Bin Laden Will Never Face US Trial, Be Caught Alive: Holder
WASHINGTON - Al-Qaeda chief Osama bin Laden will never face trial in the United States because he will not be captured alive, Attorney General Eric Holder told lawmakers on Tuesday.
During a heated exchange with Republican congressmen, Holder predicted that "we will be reading Miranda rights to the corpse of Osama bin Laden" rather than to the US public enemy number one in captivity."Let's deal with reality," the attorney general added. Bin Laden "will never appear in an American courtroom."
Holder reacted angrily to Republican critics who say the attorney general's proposal to try terror suspects in US federal civilian courts would put Americans at risk.
"They have the same rights that a Charles Manson would have, any other kind of mass murderer," he told a House Appropriations subcommittee hearing.
"The notion that a defendant in an Article III (civilian) court is somehow being treated in an inappropriate, special way -- that he's being coddled, is anything but the truth... These defendants charged with murder are treated just like any other murder defendant would be."
Republican Representative John Culberson said Holder's analogy to Manson, a convicted killer, showed President Barack Obama's administration has a profound disconnect with an American public that wants the terror suspects to be tried as war criminals and not as criminal defendants.
"My constituents and I just have a deep-seeded and profound philosophical difference with the Obama administration, the Department of Justice, the leadership of this Congress," the Texas Republican said.
"This is war, and in time of war, we as a nation have never given constitutional rights to foreign nationals, enemy soldiers, certainly captured overseas."
The hearing came as the Obama administration's plans to try the self-proclaimed mastermind of the September 11 attacks, Khalid Sheikh Mohammed, and his alleged co-conspirators on trial in New York have been put on hold.

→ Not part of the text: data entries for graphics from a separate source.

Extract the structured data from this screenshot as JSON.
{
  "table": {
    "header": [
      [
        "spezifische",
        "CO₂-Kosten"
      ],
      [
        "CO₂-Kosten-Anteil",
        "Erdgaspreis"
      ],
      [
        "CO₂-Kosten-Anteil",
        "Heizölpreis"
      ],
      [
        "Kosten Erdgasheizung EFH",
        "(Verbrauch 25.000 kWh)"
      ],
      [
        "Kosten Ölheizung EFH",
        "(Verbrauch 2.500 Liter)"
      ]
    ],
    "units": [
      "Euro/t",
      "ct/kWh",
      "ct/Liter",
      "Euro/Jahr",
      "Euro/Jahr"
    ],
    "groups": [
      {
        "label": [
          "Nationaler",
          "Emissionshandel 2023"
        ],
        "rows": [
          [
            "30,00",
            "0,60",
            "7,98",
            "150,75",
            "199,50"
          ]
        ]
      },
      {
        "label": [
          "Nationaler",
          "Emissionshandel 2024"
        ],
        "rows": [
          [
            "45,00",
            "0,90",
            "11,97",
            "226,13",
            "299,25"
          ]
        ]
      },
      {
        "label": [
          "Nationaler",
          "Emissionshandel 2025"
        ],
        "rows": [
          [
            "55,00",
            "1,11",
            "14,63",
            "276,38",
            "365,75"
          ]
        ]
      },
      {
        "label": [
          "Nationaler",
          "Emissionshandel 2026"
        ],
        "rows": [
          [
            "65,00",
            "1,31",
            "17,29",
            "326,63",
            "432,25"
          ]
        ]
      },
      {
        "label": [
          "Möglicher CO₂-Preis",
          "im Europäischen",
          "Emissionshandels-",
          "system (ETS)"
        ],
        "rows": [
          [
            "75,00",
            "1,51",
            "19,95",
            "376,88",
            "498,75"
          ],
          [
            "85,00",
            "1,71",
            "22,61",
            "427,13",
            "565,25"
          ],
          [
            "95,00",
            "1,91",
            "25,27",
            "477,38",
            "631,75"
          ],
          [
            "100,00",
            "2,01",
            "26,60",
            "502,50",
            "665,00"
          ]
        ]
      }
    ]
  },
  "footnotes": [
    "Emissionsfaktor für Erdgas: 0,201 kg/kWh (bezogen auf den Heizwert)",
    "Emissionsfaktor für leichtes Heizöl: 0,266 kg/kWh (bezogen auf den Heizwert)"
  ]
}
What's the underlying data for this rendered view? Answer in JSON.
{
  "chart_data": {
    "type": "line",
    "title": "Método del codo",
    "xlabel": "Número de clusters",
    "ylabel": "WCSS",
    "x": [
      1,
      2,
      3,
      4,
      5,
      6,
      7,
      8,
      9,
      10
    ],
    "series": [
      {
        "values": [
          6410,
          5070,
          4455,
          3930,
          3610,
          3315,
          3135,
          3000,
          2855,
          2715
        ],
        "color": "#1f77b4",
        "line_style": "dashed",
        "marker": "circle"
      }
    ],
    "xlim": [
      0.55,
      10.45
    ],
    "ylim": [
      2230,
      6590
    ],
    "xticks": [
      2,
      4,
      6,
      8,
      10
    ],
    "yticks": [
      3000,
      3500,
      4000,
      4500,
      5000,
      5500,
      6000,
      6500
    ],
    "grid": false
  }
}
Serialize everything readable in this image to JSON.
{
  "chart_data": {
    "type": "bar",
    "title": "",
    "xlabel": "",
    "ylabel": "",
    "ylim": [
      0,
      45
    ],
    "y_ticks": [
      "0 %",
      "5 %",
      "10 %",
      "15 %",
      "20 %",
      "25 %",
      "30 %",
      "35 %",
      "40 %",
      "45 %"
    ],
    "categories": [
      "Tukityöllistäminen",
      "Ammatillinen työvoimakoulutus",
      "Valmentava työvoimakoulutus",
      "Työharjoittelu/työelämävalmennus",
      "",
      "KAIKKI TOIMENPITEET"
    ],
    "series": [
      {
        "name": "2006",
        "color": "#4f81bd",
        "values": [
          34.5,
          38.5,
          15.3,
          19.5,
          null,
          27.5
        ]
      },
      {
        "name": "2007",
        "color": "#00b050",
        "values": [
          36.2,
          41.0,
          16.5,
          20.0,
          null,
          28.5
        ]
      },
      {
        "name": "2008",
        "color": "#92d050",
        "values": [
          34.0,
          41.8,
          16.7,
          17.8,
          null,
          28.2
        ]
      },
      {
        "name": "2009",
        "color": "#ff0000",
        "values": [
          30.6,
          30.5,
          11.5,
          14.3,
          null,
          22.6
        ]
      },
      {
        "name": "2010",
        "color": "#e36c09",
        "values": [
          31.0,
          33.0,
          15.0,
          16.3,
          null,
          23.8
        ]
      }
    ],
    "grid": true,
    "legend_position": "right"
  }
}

Mounting opposition from local politicians, including New York Mayor Michael Bloomberg, has led the White House to reconsider, and it is now looking at trying the men in a military tribunal.
Holder said a decision was weeks and not months away.
Democratic Representative Chaka Fattah, meanwhile, complained that politicians were too "cowardly" to hold a civilian trial in New York, just steps away from where the World Trade Center once stood.
"It doesn't befit a great nation to hesitate or equivocate on the question of following our own laws and the impulse to justice," he said.